The first day of school is an important time for students to get to know one another and begin to form a classroom community. They will be spending every day together for the entire school year; playing some icebreaker games together is a great kickoff to a wonderful year ahead.
Students are used to participating in get-to-know-you activities with each other at the beginning of the school year, but teachers often forget to let students know about themselves. Create a KWL chart about yourself with your students, with the K column listing things they already know about you, the W column listing what they want to know about you and the L listing the things they have learned about you after some introduction activities. To help them learn about you, give them a list of facts about you, but include some that are not true. Ask the students to guess which things from the list are true about you and which ones are not.
Student Venn Diagrams
Divide students into groups of two or three. Ask them to discuss their likes and dislikes and other characteristics about themselves. Have them create a Venn diagram, or large overlapping circles on a large sheet of poster paper. The diagram should include one circle for each student in the group.
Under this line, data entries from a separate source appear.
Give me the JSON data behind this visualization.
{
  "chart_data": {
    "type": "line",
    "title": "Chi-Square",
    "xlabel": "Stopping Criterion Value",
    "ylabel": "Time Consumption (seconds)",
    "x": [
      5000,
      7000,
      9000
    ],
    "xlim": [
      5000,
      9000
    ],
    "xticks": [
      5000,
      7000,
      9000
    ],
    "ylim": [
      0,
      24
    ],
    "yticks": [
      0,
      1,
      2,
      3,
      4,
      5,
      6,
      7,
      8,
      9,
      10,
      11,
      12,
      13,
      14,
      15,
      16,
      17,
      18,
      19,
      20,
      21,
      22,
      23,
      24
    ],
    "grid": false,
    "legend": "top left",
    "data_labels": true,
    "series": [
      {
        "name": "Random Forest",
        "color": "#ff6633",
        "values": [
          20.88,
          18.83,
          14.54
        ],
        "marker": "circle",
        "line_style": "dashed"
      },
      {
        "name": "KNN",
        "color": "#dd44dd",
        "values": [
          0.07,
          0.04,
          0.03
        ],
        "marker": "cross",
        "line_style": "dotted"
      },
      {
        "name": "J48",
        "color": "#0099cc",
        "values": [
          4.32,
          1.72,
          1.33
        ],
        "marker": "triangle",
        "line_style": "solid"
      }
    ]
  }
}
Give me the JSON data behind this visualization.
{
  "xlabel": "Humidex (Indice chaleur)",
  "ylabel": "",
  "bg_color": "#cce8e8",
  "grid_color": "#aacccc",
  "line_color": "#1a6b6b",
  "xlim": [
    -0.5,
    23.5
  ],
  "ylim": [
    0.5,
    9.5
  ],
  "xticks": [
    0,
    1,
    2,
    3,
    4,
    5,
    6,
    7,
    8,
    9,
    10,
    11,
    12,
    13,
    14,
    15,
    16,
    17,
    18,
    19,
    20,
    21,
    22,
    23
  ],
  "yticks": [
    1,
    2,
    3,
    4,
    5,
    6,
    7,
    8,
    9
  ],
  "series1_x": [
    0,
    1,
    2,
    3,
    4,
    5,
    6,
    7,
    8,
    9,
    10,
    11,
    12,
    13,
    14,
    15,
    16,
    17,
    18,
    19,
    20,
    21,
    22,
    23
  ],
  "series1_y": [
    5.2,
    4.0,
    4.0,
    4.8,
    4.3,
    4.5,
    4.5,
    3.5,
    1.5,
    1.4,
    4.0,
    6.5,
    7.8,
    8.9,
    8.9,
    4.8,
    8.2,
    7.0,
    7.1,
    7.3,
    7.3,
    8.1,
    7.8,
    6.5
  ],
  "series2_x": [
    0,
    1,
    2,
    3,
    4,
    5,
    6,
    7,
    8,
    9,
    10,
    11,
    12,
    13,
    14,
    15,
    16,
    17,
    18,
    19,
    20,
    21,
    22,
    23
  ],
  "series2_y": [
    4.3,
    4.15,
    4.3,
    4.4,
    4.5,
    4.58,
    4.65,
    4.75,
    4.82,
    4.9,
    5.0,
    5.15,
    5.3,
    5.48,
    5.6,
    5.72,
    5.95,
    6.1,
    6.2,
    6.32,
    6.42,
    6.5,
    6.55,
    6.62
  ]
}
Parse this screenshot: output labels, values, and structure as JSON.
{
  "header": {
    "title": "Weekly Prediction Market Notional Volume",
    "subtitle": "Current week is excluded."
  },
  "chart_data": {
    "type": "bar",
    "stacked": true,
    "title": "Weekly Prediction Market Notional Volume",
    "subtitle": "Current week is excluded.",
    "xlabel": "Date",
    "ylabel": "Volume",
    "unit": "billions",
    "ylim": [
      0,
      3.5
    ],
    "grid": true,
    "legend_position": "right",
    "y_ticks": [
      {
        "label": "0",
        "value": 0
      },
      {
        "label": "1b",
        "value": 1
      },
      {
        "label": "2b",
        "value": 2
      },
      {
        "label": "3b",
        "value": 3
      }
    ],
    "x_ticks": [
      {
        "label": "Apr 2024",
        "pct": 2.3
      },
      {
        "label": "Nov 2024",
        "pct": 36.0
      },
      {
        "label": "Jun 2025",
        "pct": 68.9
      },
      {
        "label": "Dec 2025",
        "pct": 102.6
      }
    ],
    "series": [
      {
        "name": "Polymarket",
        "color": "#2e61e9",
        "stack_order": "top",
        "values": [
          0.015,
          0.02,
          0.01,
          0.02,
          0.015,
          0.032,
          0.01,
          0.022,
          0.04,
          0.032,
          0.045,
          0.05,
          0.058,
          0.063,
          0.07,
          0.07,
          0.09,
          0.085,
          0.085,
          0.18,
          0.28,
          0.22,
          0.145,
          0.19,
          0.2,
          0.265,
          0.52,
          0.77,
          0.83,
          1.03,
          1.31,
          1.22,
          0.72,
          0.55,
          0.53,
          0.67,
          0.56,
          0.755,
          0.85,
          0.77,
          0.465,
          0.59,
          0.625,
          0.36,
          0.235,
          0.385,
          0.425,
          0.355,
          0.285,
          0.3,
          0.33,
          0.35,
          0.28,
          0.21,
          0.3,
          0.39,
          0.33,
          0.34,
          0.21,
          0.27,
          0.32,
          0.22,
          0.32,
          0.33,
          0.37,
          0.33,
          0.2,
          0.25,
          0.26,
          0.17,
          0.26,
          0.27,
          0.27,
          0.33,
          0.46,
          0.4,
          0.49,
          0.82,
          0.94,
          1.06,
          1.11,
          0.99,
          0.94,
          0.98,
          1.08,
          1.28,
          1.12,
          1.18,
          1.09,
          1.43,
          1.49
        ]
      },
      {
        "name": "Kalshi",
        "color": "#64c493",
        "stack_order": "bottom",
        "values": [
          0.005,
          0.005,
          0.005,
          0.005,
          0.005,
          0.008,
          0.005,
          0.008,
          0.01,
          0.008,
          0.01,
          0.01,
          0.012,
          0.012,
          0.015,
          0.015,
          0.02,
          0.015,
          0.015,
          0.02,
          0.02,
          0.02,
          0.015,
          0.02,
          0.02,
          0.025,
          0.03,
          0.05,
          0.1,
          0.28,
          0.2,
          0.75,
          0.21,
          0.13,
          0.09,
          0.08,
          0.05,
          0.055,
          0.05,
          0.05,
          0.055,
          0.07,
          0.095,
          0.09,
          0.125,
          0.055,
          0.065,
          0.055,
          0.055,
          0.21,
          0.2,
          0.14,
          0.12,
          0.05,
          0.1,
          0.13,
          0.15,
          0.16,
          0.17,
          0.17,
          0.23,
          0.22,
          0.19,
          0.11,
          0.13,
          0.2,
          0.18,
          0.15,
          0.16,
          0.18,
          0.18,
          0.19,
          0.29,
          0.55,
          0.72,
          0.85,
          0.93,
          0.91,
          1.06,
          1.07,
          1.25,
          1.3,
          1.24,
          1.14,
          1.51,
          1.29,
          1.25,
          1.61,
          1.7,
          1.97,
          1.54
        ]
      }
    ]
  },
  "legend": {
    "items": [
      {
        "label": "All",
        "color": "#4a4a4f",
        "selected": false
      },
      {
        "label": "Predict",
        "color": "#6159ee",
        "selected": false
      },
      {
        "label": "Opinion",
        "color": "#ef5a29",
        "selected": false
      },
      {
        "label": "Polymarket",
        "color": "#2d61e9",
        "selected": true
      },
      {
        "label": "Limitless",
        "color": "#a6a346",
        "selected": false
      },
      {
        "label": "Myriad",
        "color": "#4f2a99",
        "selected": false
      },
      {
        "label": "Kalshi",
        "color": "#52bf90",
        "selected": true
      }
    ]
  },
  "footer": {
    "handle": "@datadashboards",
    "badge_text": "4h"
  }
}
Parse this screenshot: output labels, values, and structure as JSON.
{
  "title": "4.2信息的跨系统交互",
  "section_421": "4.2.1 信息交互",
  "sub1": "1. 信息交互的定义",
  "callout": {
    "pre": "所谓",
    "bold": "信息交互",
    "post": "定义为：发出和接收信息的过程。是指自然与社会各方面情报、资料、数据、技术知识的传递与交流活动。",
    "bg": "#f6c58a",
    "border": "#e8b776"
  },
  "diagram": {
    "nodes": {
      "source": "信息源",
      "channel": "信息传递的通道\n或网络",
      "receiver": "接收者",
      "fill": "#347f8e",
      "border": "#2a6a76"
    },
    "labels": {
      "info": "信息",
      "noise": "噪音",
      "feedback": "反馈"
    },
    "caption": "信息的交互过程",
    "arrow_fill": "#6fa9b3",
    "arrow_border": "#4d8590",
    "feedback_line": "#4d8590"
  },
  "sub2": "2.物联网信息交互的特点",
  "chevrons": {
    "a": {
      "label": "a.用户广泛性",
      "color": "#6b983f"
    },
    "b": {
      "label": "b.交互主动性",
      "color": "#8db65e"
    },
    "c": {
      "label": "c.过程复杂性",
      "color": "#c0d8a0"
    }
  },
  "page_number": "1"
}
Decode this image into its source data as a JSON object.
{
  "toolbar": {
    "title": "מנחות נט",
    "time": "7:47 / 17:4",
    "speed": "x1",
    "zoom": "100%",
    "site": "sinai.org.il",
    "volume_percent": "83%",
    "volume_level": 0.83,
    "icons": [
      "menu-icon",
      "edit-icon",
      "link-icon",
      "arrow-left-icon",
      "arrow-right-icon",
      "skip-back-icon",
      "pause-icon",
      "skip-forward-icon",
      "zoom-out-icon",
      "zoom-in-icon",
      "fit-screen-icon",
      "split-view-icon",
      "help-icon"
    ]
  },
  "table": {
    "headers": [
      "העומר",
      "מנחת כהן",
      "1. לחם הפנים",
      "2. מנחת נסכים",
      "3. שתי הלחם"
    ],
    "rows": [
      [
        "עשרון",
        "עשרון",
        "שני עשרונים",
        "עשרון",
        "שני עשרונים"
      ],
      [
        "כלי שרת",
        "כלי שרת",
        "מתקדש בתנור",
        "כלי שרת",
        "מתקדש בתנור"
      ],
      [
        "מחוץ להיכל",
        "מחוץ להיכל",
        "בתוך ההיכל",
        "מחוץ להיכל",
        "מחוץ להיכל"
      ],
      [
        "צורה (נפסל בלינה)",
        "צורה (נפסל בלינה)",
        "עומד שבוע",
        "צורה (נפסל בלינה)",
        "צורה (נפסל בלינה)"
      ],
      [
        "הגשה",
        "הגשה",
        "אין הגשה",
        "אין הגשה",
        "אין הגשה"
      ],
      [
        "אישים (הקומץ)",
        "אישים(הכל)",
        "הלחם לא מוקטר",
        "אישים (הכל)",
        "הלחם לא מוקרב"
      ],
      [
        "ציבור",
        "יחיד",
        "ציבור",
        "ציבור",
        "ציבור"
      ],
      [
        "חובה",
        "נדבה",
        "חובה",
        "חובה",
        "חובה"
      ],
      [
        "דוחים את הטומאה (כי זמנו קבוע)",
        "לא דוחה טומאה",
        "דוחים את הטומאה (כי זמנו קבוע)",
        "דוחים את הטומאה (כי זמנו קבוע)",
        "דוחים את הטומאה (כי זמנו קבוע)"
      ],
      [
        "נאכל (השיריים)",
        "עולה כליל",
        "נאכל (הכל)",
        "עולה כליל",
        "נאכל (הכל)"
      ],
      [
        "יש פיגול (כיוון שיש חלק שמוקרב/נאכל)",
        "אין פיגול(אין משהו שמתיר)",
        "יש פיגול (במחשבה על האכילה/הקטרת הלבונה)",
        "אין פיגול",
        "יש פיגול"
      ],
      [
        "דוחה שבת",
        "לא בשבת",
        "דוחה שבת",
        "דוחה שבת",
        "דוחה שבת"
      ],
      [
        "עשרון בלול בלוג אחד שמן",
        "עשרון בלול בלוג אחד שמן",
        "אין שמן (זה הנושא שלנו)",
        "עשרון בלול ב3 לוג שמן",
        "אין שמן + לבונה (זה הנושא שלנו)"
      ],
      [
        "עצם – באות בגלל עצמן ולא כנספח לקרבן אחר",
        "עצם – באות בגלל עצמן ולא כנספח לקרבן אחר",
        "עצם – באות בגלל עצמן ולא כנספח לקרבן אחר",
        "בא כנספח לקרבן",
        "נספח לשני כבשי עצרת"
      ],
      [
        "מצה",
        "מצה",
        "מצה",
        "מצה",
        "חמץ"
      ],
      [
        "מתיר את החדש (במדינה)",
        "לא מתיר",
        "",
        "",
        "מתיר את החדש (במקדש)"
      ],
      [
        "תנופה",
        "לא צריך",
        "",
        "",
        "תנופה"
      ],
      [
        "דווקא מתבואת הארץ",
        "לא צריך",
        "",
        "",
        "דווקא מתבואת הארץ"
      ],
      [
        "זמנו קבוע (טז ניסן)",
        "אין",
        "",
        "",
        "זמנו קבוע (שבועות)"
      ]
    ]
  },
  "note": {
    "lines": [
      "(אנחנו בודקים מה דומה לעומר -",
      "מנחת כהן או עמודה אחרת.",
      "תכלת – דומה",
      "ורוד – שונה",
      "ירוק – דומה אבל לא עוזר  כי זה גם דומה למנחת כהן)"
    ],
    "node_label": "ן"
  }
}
Invite them to fill in the Venn diagram to illustrate their similarities and differences. Things that the students have in common will be placed in the overlapping section of the diagram, while things that are unique to each student will be placed in his individual circle. Display each group's poster to show how students are alike and different.
Who Am I?
Play this game with students to get them up and moving and to practice asking questions. Prepare sticky notes labeled with a famous person's name. The names can be movie stars, political figures, cartoon characters, singers or other celebrities. Place the sticky notes on each student's back so she cannot see the name written on her note. Students must mingle with their classmates and find a partner to help them figure out the identity of the person on their sticky note. They may ask their partner three yes-or-no questions before making a guess. If the student does not guess correctly, he must find a new partner and ask more questions. Once the student has guessed correctly, she may continue answering other players' questions.
Blanket Name Game
For a fun way to learn classmates' names, play a game in which students have to say each other's names quickly. Divide students into two equal groups facing each other. Hold a blanket between the two groups. Invite one person from each group to quietly come up to the blanket so the two are facing each other with the blanket in between them. Count to three and drop the blanket so that the two players are standing face to face. The students must quickly say the other person's name; whichever student says the name correctly first gets to bring the other player onto his side of the blanket. Continue playing until students have had a lot of practice with each other's names and can say them quickly.